The team that stands before them is the 76ers. Although both finished with regular-season records of 56-26, the Lakers earned the tiebreaker by going 22-8 against the East (Philadelphia was 16-12 against the West). Now the 76ers, overachievers all season, can pull off another astounding feat in the eyes of many if they can avoid being swept.

"I'm just so happy we're going," coach Larry Brown said. "The Lakers are the best team… . It's like David vs. Goliath. That's the way it's going to be. We've got to figure out how to slay a giant. I don't know."

Although the Lakers have had no postseason adversity in reaching this point, the 76ers have struggled. They have been pushed to back-to-back seven-game series against Toronto and Milwaukee, and they have the battle scars to show for it.

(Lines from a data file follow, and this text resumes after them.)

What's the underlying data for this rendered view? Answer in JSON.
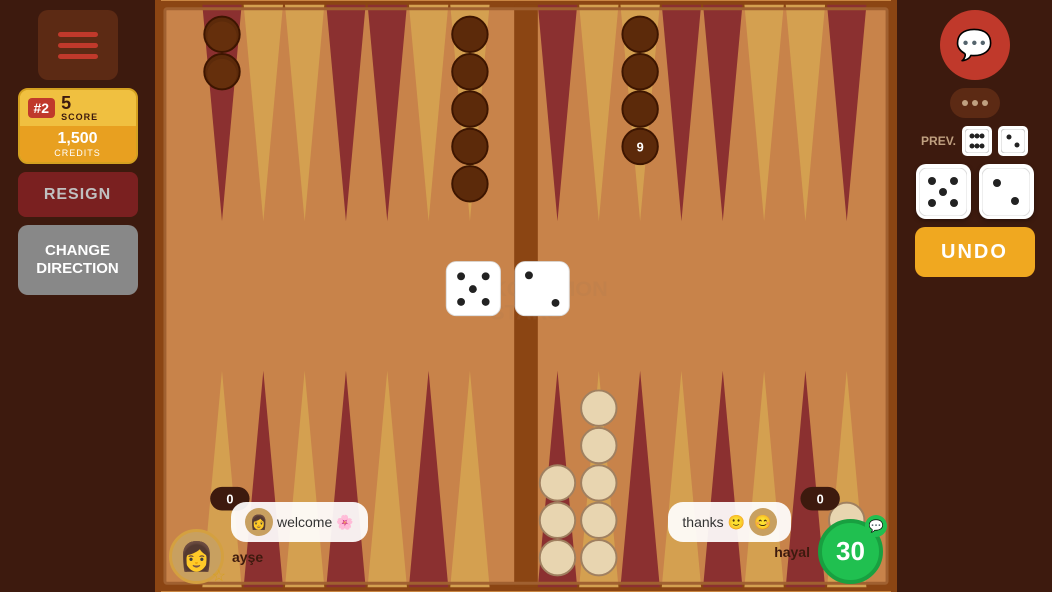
{
  "left_panel": {
    "menu_label": "Menu",
    "rank": "#2",
    "score": "5",
    "score_label": "SCORE",
    "credits": "1,500",
    "credits_label": "CREDITS",
    "resign_label": "RESIGN",
    "change_direction_label": "CHANGE DIRECTION"
  },
  "right_panel": {
    "prev_label": "PREV.",
    "undo_label": "UNDO",
    "prev_die1": "⚅",
    "prev_die2": "⚁",
    "current_die1_value": 5,
    "current_die2_value": 2
  },
  "board": {
    "watermark": "BACKGAMMON STARS",
    "die_left_value": 5,
    "die_right_value": 2,
    "stacked_checker_number": "9"
  },
  "player_left": {
    "name": "ayşe",
    "score": "0",
    "chat_message": "welcome 🌸",
    "avatar_emoji": "👩"
  },
  "player_right": {
    "name": "hayal",
    "score": "0",
    "timer": "30",
    "chat_message": "thanks 🙂",
    "avatar_emoji": "👤"
  }
}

League MVP Allen Iverson is still bothered by a bruised tailbone, among other injuries; Eric Snow has two fractures in one foot; Dikembe Mutombo has a broken finger; and starting small forward George Lynch is out with a broken foot. Also, Brown's battered team has had just two days' since the Eastern Conference finals clincher, while the Lakers haven't played for 10 days.

The Sixers have played 18 postseason games, one short of the maximum. Their average margin of victory has been 1.8 points.

Although the matchup at center between the Lakers' dominating Shaquille O'Neal and defensive player of the year Mutombo will be crucial Mutombo had not been traded to the Sixers in time for either of the two regular-season meetings, which the teams split the two players who will generate the most interest are shooting guards Iverson and Bryant, young players who faced down adversity this season to flourish.

Iverson, who feuded bitterly with Brown during the offseason, was as good as traded before the regular season began because of his refusal to show up for practice on time.

However, Iverson has not missed one practice this season without being excused, and he has become a player that Brown now lauds without prompting.

"I can't tell you how much this kid has done to make this work," Brown said. "We wouldn't be here without him, and we wouldn't be playing for a championship if he hadn't decided to make the changes he's made."

In their two regular-season meetings, Iverson, 25, averaged 33.5 points and shot 41 percent against the Lakers compared with 31.1 and 42 percent for the season. Bryant averaged 27 points and shot 54 percent against the Sixers compared with 28.5 and 46 percent for the season.

Bryant, who is now drawing comparisons to Washington Wizards president of basketball operations Michael Jordan, feuded openly with coach Phil Jackson and O'Neal for most of the season after working arduously during the summer to improve his game.